POLITIQUE

Rapatriement de la Constitution: le chef du NPD Thomas Mulcair veut faire la lumière

14/04/2013 07:52 EDT | Actualisé 14/06/2013 05:12 EDT
CP

MONTRÉAL - Le chef du Nouveau Parti démocratique (NPD), Thomas Mulcair, se dit vivement préoccupé par les révélations d'un livre sur le rapatriement de la Constitution et souhaite que toute la lumière soit faite, de préférence par une enquête indépendante.

Dans le récent livre de l'historien Frédérick Bastien, «La bataille de Londres», il est avancé que lors du rapatriement de 1982, Québec aurait été victime d'un «coup d'État» organisé par Ottawa.

On peut y lire que le juge en chef de la Cour suprême, Bora Laskin, tenait le premier ministre canadien Pierre Trudeau au courant des délibérations de la Cour, appelée à donner son avis sur la constitutionnalité du rapatriement de la Constitution canadienne. Il aurait aussi informé en secret le gouvernement britannique des discussions en cours.

Le processus du rapatriement aurait ainsi été fait en transgressant la sacro-sainte règle de la séparation des pouvoirs entre le judiciaire et l'exécutif.

Dimanche, lors du congrès politique du NPD, le chef Thomas Mulcair a exprimé son inquiétude sur ce qui s'est passé dans les coulisses du rapatriement.

Mais il veut d'abord attendre de voir ce que la Cour suprême a à dire sur la question. Le plus haut tribunal du pays a annoncé qu'il allait procéder à une enquête interne. Mais «ça prend un regard indépendant», dit Thomas Mulcair.

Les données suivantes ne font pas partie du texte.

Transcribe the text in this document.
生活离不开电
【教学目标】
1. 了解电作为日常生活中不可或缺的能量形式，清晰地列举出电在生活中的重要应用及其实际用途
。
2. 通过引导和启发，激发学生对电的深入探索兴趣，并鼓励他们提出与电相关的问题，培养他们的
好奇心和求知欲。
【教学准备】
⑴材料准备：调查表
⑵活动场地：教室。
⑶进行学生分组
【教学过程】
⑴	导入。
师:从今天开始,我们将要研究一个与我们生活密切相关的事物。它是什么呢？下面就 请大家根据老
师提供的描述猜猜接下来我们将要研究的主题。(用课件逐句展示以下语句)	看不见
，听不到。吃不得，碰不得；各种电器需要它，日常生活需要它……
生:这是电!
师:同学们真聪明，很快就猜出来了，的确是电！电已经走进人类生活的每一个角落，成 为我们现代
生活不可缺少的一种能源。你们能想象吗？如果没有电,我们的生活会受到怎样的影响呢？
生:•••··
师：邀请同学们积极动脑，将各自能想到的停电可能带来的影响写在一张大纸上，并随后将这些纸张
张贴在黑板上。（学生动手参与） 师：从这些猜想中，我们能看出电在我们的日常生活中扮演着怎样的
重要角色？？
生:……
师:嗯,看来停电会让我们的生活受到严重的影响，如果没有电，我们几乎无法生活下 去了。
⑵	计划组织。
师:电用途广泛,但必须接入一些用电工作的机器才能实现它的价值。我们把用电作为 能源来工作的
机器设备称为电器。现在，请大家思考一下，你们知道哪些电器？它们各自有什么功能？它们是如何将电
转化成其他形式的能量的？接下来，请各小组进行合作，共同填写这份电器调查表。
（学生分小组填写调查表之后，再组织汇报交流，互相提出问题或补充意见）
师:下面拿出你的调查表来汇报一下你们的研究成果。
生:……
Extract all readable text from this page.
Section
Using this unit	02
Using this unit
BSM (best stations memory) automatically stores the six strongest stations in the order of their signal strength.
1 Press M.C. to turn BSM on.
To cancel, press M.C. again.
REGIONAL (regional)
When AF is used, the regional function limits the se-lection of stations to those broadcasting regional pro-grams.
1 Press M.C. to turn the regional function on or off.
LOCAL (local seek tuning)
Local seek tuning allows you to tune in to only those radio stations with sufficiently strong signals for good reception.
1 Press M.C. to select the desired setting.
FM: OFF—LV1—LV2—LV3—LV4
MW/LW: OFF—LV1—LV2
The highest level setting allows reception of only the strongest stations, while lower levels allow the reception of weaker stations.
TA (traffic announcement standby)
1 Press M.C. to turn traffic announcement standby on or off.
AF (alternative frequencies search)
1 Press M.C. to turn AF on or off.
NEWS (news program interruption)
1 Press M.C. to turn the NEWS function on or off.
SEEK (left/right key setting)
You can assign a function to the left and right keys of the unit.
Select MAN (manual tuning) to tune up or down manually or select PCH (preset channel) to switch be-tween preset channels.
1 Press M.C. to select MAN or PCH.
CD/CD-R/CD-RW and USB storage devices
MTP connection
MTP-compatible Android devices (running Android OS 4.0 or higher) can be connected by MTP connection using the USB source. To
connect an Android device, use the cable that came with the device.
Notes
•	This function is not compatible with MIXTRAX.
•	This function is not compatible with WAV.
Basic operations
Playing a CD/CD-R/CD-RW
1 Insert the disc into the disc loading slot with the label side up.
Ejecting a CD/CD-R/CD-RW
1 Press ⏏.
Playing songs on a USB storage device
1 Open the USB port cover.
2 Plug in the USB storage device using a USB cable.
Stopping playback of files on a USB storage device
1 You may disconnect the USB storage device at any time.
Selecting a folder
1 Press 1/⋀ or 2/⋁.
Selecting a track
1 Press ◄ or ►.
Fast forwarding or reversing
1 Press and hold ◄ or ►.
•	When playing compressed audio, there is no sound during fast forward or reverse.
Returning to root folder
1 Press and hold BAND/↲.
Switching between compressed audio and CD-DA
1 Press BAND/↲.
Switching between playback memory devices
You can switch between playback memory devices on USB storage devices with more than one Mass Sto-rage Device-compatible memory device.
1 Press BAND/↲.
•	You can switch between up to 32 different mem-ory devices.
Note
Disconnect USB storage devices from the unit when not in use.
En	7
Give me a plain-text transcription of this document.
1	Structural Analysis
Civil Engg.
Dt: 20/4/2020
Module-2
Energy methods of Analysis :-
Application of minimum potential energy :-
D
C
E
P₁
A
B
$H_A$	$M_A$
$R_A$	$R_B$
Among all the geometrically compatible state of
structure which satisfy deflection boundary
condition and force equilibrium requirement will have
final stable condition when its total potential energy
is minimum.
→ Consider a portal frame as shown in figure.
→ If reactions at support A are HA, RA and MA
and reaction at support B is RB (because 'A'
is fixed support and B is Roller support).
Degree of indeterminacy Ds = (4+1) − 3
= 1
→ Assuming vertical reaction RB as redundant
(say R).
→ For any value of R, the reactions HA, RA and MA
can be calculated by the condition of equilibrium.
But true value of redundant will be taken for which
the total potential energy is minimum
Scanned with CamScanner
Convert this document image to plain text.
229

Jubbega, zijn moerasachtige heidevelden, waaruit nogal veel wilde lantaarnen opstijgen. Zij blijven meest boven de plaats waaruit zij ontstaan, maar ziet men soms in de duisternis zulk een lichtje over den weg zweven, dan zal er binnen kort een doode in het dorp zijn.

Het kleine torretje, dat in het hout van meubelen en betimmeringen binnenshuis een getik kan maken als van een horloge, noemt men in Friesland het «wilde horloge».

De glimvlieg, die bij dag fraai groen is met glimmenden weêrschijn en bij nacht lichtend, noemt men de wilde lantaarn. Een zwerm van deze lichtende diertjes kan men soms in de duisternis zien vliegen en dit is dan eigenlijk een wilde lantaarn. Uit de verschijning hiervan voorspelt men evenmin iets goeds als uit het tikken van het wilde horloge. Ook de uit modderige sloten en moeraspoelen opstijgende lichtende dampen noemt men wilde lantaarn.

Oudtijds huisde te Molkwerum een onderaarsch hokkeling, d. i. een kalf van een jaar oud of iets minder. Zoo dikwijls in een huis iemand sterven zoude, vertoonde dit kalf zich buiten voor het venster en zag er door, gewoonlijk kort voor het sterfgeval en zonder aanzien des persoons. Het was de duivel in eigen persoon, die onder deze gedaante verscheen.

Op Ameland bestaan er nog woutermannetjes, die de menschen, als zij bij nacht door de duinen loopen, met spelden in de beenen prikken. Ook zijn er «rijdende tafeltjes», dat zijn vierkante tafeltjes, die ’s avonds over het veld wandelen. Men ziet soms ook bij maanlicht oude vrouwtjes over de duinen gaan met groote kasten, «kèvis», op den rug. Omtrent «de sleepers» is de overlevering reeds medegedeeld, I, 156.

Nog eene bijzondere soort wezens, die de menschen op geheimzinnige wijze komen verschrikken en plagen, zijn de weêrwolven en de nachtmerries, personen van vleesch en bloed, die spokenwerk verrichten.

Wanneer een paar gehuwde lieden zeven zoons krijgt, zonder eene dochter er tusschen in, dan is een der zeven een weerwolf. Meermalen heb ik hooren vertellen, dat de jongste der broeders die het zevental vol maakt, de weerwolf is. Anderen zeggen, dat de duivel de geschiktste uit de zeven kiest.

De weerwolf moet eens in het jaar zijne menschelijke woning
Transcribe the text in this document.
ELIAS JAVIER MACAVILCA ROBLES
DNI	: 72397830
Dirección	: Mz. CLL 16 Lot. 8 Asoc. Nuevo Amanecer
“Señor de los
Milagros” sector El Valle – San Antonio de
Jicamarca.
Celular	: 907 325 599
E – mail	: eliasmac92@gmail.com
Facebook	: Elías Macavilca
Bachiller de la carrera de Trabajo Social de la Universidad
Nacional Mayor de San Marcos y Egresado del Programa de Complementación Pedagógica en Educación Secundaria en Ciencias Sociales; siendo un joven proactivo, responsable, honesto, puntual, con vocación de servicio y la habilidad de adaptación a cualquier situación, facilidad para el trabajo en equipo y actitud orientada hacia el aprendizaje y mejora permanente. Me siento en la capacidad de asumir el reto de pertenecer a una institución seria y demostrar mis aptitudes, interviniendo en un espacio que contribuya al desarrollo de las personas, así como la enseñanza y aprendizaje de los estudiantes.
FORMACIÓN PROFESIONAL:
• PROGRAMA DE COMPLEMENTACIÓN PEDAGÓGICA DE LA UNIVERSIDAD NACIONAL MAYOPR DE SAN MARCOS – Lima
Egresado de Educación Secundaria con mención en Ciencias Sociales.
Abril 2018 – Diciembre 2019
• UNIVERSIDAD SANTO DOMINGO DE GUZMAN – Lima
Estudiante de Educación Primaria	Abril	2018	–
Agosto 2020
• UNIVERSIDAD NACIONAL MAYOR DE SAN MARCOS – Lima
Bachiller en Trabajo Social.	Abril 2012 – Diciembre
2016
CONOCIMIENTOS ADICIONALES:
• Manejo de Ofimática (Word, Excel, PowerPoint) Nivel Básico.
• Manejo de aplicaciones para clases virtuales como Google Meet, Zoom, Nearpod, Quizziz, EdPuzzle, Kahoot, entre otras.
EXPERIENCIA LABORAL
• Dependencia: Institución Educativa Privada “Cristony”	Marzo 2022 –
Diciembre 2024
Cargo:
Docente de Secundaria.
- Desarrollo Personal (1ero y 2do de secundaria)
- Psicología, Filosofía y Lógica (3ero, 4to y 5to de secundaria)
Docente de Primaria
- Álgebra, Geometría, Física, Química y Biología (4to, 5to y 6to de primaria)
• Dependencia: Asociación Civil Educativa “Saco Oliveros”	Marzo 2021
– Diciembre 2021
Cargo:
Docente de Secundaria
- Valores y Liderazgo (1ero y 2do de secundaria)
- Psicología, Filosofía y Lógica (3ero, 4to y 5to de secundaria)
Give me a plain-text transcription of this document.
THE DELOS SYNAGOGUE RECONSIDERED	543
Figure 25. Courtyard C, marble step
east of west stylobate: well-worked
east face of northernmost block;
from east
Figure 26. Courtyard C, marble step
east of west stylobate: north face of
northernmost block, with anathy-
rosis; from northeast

«Idéalement, il y aura quelqu'un d'objectif qui pourrait avoir accès à toute l'information».

M. Mulcair a souligné que l'historien Frédérick Bastien a reçu des documents lourdement caviardés, ce qui n'est pas acceptable, a-t-il observé.

«Le public canadien est en droit de savoir ce qu'il y a écrit là-dedans», a déclaré M. Mulcair.

Car «si ce qui est allégué dans le livre est vrai, qu'il y avait des communications de la Cour suprême vers des élus dans un autre pays, c'est une très grave atteinte à nos institutions démocratiques».

Selon lui, le respect des institutions et la séparation des pouvoirs sont des choses essentielles, «qu'il faut protéger».

Québec a demandé à Ottawa d'ouvrir ses livres pour savoir ce qui s'est réellement passé, mais a reçu une fin de non-recevoir de la part du gouvernement conservateur qui affirme qu'il ne veut pas «rouvrir des vieilles chicanes constitutionnelles».

La semaine dernière, Justin Trudeau, depuis élu comme chef du Parti libéral, s'était dit peu enclin à ce qu'Ottawa rende publiques ses archives pour faire la lumière sur de possibles irrégularités entourant le rapatriement de la Constitution.